Because measurements of total hepatic, hepatic artery, and portal vein blood flow are cumbersome and invasive, they are seldom used in clinical practice. Doppler ultrasound has been used as an alternative modality. The velocity of flow of blood in the portal vein can be measured noninvasively using Doppler ultrasound. The velocity of flow multiplied by the cross-sectional area of the portal vein is then used to calculate the volume of blood flow in the portal vein. These results compare favorably with portal vein flow measured using flow meters. Technical problems associated with Doppler measurements, as well as body habitus, make it difficult to accurately estimate portal venous blood flow in some patients. Doppler is also used to measure hepatic arterial blood flow and resistance, and is a means of determining hepatic artery stenosis or thrombosis, especially following liver transplantation.

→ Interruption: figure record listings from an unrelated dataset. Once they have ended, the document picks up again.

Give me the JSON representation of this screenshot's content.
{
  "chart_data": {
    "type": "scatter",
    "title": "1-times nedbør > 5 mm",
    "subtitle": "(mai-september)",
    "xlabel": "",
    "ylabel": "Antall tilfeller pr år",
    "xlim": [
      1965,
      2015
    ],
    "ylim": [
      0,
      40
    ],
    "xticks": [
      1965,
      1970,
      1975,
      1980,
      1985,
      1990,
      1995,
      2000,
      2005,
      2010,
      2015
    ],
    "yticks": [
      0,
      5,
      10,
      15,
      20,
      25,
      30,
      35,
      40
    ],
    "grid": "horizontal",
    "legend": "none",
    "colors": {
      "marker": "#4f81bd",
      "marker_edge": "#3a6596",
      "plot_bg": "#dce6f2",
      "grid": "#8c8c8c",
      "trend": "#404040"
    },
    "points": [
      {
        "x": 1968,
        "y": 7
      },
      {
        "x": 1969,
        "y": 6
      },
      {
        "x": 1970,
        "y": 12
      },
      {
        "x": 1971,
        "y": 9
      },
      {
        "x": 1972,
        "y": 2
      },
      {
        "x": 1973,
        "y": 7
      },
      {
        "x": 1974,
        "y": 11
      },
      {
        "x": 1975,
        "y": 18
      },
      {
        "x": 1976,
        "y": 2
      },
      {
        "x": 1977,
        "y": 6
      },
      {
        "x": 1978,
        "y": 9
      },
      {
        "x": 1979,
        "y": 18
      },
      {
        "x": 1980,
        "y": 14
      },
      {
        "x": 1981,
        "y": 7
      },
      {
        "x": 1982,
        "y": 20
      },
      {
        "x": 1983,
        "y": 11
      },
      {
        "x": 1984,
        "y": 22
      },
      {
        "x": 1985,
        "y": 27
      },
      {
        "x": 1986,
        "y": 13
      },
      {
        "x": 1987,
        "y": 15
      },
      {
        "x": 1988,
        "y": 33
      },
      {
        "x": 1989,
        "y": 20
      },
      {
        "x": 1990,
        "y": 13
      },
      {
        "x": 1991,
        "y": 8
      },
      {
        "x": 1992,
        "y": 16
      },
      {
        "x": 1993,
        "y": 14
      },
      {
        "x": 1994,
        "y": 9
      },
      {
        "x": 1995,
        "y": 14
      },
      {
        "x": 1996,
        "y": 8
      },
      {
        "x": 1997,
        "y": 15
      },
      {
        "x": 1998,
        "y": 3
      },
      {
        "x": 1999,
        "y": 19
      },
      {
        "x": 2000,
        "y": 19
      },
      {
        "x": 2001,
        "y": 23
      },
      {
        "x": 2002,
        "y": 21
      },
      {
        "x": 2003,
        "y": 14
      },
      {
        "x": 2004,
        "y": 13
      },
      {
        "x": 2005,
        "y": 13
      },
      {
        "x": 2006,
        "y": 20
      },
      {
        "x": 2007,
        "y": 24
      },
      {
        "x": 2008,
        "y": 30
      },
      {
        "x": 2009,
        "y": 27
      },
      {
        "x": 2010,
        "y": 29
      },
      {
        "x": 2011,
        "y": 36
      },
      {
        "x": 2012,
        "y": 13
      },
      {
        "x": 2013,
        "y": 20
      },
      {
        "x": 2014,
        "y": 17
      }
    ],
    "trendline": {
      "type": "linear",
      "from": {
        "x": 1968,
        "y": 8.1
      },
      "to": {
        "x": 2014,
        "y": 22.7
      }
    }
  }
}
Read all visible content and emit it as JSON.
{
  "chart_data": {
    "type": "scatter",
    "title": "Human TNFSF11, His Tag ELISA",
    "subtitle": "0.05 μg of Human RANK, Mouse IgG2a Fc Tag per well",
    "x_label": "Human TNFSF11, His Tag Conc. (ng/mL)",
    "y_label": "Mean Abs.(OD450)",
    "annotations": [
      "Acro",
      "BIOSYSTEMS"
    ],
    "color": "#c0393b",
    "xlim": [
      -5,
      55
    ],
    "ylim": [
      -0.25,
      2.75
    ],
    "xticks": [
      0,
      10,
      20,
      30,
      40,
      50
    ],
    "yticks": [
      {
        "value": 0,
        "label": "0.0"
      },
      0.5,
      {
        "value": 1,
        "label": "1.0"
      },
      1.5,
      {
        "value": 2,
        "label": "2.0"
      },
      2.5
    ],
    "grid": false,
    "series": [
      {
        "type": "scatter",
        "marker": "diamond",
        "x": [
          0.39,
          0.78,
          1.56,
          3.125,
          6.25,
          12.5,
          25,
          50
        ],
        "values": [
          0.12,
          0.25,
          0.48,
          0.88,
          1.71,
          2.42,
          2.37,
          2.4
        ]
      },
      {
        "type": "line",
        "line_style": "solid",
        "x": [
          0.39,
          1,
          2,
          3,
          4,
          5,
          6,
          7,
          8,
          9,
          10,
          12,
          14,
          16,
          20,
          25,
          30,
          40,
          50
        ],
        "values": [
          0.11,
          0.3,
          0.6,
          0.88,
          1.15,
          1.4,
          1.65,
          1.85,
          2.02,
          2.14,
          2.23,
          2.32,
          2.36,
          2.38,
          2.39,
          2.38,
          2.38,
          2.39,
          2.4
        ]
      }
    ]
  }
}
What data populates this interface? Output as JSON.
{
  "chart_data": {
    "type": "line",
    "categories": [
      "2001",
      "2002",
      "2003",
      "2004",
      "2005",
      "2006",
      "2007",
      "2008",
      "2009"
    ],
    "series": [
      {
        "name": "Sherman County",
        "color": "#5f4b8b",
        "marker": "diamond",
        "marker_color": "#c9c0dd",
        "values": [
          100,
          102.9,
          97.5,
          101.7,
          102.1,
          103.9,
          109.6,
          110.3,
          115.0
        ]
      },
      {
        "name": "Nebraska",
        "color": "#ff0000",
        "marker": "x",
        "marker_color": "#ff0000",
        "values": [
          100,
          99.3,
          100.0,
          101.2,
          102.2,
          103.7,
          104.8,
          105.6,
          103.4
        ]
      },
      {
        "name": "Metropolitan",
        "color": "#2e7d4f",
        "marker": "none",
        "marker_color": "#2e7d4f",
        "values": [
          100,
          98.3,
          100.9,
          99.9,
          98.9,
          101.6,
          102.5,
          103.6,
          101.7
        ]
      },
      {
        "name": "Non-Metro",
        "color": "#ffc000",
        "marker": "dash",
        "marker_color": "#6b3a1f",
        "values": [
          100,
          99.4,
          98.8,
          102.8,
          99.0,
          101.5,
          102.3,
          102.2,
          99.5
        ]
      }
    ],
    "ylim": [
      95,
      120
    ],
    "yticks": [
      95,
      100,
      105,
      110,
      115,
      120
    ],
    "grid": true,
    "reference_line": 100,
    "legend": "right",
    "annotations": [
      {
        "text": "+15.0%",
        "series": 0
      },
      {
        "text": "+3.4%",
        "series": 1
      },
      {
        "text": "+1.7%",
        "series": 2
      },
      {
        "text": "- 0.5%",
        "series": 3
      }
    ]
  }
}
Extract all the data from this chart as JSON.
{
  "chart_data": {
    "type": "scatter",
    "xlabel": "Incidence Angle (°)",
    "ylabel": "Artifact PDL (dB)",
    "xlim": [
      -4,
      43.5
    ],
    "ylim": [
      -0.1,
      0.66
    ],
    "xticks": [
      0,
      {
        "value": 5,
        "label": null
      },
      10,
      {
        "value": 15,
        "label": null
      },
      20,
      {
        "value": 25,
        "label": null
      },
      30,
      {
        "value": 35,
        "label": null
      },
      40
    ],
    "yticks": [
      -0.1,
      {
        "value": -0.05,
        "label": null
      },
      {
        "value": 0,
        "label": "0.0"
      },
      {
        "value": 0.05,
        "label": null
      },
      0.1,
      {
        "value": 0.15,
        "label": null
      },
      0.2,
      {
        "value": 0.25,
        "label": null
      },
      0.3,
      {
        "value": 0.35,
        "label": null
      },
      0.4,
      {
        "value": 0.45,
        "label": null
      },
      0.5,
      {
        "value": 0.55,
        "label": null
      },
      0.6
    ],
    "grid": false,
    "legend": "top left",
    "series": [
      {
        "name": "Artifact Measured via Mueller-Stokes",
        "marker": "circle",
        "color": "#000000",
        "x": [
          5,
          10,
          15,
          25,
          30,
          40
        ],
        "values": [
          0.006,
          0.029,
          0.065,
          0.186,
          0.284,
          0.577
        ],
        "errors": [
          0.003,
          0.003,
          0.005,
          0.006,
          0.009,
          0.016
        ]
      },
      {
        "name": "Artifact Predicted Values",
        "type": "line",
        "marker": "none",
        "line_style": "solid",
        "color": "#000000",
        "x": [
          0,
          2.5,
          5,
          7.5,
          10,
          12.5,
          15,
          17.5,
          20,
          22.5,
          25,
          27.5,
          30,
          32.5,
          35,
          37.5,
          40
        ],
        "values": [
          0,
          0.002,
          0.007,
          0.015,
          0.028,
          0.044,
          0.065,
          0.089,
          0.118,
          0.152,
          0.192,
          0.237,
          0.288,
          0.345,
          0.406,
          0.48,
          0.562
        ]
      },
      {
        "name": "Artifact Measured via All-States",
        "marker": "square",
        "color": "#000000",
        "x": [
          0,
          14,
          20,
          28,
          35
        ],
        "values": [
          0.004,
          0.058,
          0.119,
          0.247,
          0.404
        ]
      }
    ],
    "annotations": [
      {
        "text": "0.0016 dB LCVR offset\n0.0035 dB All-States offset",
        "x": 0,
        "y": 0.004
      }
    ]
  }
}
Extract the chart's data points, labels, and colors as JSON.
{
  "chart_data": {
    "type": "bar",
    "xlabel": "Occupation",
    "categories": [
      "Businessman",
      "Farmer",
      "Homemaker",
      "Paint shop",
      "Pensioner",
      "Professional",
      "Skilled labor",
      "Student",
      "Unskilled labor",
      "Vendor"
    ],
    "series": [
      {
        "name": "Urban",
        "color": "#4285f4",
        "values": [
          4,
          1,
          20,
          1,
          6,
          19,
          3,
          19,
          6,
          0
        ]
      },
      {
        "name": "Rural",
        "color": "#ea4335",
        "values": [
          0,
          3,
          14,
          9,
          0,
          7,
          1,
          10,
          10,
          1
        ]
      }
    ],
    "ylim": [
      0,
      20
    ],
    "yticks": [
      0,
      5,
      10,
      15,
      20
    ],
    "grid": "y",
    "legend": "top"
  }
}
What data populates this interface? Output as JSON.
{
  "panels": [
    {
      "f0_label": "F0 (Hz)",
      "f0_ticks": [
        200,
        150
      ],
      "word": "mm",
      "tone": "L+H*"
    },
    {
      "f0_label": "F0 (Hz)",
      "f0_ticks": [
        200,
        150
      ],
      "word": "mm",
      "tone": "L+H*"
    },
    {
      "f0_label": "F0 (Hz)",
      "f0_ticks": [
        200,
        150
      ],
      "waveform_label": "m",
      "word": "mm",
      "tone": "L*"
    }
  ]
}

Portal Hypertension Secondary to Increased Portal Venous Blood Flow

Splanchnic Arteriovenous Fistula

The most common cause of increased portal venous blood flow is an arteriovenous fistula that may be intrahepatic or extrahepatic. A splenic artery–splenic vein fistula is an example of an extrahepatic splanchnic arteriovenous fistula ( Fig. 16-17 ). Fistulae may occur within the liver in hereditary hemorrhagic telangiectasia (HHT, Osler-Rendu-Weber syndrome), or may follow trauma such as a liver biopsy, or can result from a rupture of a hepatic artery aneurysm. Unlike patients with HHT with a hepatic artery–hepatic vein fistula who develop cardiac failure, patients with hepatic artery–portal vein fistula develop portal hypertension. Because the portal venous system is exposed to arterial blood pressure in the presence of a hepatic artery–portal vein fistula, the rate of delivery of blood to the liver exceeds the outflow, resulting in a rise in portal pressure. With time, the high flow results in sinusoidal fibrosis and an increase in intrahepatic resistance, which propagates the portal hypertension, a phenomenon confirmed in animal studies using hepatic artery–portal vein anastomosis. It is important to recognize the contribution of intrahepatic resistance because ligation of the fistula may not always result in resolution of the portal hypertension. Moreover, creation of a portosystemic shunt without occlusion of the fistula in an effort to ameliorate portal hypertension will actually result in the creation of a systemic arteriovenous fistula, which could lead to high-output cardiac failure.